After the war ended, these workarounds should have ceased. But a lot of very big companies were now doing it — and, as America had no real health care infrastructure at the time — no system that valued health CARE (not the insurance that covers part of the cost of the care) — health insurance offered by one’s employer became a “thing” in America that Americans expected as part of their employment. That may sound good on the surface, but it’s been nothing short of a disaster for the bulk of Americans and American families who either can’t afford the insurance or aren’t capable of navigating a system that — profit driven as it is — wants to make money, not pay for benefits.
The big companies quickly realized that running a health insurance business for your employees is expensive and unrewarding. The health insurance business was invented to “solve” that problem. It’s utter rubbish that “Americans love their health insurance”. No, they don’t. No one loves their insurance. Insurance companies are GATE KEEPERS standing between an American and the health care of health care provider they want or need. They add nothing except cost. And, while government can indeed be terribly inefficient and subject to graft, so can the corporate world. At least with a government, we can (eventually) vote the bastards out. When a corporation has control of you, of your life, there’s little recourse — except governmental intervention.
The Covid-19 pandemic exposed America’s many flaws in terrible ways. The first question our health INSURANCE (versus CARE) system asks when anyone walks in its door isn’t “How can we fix you?”, it’s “How’re you gonna pay for this?” That’s a problem if people can’t pay. They won’t go to get fixed. If they’re sick, they’ll continue to BE sick. They could easily make more people sick. As the delta variant has made clear, viruses untamed begin to mutate making the problem of solving them that much harder. When even the vaccinated can still get sick, we’re in a bad, bad place.

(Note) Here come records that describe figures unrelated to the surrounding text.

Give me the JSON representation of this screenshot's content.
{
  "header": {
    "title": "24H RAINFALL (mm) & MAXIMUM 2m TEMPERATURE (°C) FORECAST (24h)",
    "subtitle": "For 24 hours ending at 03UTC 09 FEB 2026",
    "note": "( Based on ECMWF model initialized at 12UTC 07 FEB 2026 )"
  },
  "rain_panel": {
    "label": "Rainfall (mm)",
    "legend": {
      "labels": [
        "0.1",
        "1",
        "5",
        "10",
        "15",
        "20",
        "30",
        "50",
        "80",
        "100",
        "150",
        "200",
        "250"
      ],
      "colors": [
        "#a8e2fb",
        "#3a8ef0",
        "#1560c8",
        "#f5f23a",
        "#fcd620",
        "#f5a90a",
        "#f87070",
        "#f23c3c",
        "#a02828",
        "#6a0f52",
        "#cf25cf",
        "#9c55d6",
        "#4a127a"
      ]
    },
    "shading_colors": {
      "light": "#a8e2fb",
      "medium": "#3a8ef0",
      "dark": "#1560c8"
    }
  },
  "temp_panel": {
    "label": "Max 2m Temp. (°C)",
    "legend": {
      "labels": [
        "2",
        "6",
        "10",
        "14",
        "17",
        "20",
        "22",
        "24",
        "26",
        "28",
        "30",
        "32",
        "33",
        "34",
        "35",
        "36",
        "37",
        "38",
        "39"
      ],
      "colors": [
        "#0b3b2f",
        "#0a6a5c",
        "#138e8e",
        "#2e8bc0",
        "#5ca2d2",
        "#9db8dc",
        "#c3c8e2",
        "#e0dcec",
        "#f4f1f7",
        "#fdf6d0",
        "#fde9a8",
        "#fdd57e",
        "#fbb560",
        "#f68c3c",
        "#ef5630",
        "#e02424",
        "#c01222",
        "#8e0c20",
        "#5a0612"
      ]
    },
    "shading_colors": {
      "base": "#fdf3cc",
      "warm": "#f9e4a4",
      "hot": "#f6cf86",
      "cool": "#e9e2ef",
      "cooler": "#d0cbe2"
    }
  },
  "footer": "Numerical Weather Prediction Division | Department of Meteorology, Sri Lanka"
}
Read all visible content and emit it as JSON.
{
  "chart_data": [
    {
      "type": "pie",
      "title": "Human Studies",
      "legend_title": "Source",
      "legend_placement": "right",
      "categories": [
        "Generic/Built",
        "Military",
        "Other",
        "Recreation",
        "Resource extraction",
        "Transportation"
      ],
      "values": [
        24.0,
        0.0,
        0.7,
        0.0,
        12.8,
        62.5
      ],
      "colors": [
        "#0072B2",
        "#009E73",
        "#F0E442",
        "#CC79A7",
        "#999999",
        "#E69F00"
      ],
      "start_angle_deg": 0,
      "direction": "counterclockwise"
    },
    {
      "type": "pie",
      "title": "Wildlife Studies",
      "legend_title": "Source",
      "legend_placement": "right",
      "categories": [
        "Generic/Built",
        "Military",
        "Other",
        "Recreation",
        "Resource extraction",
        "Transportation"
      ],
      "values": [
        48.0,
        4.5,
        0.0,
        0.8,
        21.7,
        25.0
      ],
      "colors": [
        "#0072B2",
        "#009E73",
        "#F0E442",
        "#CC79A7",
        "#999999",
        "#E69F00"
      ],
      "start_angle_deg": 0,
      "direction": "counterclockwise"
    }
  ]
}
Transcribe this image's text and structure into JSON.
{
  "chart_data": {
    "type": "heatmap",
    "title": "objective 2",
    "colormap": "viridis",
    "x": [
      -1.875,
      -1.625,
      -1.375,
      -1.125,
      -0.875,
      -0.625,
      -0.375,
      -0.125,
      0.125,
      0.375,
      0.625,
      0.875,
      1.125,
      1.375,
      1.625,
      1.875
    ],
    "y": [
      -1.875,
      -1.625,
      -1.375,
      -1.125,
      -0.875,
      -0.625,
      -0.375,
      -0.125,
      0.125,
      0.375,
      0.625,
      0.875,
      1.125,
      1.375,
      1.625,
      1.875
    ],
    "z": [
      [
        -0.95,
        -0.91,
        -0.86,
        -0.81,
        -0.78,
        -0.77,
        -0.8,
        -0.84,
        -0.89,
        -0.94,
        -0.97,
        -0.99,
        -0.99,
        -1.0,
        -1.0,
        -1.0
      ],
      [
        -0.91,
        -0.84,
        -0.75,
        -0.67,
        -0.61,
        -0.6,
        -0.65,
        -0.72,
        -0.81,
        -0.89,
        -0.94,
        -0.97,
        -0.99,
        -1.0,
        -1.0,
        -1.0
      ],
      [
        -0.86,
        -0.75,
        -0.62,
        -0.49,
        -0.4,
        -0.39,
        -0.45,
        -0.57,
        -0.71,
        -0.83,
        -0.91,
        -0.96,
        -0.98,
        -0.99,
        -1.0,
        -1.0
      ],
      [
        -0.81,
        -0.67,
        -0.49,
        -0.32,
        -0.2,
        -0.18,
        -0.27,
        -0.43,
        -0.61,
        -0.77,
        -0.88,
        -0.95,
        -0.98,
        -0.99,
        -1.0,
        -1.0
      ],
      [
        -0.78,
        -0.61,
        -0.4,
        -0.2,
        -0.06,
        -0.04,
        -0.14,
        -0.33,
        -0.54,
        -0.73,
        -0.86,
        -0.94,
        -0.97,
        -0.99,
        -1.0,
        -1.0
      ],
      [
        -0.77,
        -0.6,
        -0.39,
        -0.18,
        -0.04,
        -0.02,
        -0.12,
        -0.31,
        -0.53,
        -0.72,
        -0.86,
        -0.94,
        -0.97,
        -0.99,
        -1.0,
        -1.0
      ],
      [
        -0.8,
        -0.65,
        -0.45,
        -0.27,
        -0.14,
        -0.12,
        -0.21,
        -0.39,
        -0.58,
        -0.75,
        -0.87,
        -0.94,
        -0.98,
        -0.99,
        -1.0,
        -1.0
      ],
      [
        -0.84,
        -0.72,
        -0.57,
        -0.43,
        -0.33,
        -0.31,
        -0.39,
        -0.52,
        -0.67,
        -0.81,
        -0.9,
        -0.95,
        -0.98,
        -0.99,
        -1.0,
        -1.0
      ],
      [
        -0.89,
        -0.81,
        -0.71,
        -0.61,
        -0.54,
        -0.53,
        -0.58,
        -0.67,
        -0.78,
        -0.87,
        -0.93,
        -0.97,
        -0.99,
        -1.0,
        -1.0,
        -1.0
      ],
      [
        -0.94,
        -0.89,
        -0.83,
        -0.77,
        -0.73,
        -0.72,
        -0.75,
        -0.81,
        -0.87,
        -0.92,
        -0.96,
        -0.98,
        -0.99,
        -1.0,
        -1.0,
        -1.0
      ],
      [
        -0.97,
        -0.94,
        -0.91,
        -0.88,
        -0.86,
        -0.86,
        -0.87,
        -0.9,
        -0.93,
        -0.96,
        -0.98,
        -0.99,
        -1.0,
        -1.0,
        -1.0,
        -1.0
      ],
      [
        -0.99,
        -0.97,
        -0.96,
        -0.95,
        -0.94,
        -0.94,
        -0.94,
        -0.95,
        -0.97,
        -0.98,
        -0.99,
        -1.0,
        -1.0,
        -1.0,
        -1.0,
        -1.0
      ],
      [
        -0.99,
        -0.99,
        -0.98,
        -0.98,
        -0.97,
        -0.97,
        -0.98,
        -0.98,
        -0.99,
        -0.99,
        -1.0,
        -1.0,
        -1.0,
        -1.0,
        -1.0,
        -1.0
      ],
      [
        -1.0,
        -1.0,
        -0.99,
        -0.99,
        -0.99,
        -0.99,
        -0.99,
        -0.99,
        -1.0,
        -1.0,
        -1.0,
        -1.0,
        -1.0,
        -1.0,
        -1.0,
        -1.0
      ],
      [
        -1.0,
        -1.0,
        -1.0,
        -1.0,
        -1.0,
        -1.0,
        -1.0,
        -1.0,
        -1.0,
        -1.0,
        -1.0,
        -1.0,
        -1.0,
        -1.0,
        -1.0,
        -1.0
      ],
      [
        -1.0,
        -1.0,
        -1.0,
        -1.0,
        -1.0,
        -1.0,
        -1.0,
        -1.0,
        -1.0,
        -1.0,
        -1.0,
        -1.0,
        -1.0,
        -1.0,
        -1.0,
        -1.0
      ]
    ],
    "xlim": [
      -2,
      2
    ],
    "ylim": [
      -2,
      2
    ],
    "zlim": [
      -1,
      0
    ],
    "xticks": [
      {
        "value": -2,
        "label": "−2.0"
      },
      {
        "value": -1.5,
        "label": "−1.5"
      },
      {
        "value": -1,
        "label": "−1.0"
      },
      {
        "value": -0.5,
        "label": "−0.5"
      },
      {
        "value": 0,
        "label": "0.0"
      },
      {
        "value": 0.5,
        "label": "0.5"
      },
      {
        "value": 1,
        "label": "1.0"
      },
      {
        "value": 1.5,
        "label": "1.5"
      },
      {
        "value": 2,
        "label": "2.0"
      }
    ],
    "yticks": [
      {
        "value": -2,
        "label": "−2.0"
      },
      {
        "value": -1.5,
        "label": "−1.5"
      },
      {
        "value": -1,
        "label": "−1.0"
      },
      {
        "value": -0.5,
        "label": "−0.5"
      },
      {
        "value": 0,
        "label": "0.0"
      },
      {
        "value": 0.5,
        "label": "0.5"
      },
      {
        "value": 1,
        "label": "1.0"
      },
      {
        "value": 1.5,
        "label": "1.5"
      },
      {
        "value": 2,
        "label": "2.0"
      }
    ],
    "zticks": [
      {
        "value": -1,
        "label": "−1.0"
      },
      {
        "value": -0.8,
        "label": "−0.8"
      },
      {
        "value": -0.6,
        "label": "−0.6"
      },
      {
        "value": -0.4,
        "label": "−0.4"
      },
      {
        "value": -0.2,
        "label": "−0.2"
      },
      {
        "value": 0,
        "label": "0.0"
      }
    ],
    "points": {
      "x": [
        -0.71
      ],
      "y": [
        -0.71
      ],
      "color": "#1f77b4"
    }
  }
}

The reason Universal Basic Income has worked everywhere it’s ever been tried — the reason it’s working for us now (despite so many states already reasserting their more Dickensian way of doing things) — is because the money we pay people almost always goes directly into the economy. People use the UBI to pay their bills and buy things. Rather than taking the first job offered them, people receiving UBI (without having to worry about justifying it) tend to wait for jobs best suited to their skill sets and financial needs. When they do accept work, it’s invariably at a higher salary which means they’ll pay more taxes back into the system — helping to keep the whole thing going.
It works. it’s working. And it understands that we can make work and workers and working far more productive by giving work and worker more time to find each other. As more factory and retail work gets robotized, more people will have to find different jobs — maybe even whole different careers. The nature of a gig economy makes that more easily do-able. But that gets both do-able and productive when we stop thinking of work as punishment for not being rich and, rather, as a means to an end.
The rest of the world works to live while most Americans still live to work. That’s another unexpected benefit of the gig economy — it will force Americans to re-think why they work, what they do when they work and how to reap the most possible rewards from their work.